There are roughly 60 million vehicles sold each year, 17 million new and 43 million used. Used cars generate a greater average profit per copy than new cars, the term copy meaning unit sold. However, the U.S. is preoccupied with new car sales figures, due to the mass media. I understand the strong emphasis on these figures, due to the economics surrounding manufacturer production output. But it appears if manufacturers are solely concerned with the new car market. However, the used car market arguably has a greater impact on the overall auto industry.
There are more than 34.8 million used car retail transactions performed each year. But who really cares? Do auto dealerships care? Do auto manufacturers care? Yes! However, they have made an oversight or an assumption regarding their used car consumers. Remember, actions speak louder than words. They conduct customer service satisfaction surveys on their 17 million new car purchasers, but ignore the bulk of their auto retail consumers, used car purchasers.
Franchise dealerships bend over backwards to receive a good CSI score, Customer Satisfaction Index. It is great that the industry has tried to make dealerships accountable. However, the industry currently can not gauge the temperature of the used car consumers satisfaction level. What about the accountability for the treatment of the these consumers? Better, yet what about the accountability for all the independent dealerships? Who is looking out for the 34.8 million forgotten consumers?
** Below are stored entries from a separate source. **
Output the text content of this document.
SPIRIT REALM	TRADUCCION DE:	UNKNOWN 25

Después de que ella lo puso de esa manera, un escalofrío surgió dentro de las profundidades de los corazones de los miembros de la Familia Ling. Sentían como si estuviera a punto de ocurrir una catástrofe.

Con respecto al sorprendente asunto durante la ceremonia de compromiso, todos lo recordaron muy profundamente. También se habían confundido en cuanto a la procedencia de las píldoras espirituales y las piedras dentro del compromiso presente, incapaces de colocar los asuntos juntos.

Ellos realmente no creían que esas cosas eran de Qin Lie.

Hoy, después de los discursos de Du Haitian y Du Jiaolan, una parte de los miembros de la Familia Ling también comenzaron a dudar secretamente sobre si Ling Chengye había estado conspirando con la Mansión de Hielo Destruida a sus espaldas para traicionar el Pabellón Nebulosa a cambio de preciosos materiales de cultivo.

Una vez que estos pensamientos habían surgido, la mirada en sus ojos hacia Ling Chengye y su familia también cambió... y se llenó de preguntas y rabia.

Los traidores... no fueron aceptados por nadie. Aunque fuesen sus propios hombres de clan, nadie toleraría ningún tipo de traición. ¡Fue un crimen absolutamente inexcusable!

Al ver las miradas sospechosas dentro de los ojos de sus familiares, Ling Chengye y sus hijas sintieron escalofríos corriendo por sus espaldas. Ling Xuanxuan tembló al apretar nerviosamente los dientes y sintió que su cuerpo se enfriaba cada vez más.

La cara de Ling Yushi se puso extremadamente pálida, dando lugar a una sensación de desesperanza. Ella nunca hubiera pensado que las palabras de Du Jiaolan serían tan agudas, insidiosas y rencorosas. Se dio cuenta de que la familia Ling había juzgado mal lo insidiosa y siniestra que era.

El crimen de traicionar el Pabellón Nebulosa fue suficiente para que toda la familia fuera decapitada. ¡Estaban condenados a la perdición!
I consider the used car consumer, the backbone upon which the auto industry stands. Car auctions, warranty companies, service and repair centers, insurance companies and banks would be negatively affected without the used car market. Franchise auto dealerships receive 58% of their profit from service, parts and repairs. There are nearly 238 million vehicles in operation in the United States with the median age being 6 -9 years. What affect do you think this has on the independent auto service and repair industry? I would think significant.
I feel this big oversight has cause a furry depiction of the auto industry’s customer satisfaction results. You can not complete a puzzle without all the pieces. And in this case a large number of pieces. The auto industry and the media must start considering the forgotten auto consumers. Our industry’s survival depends upon it.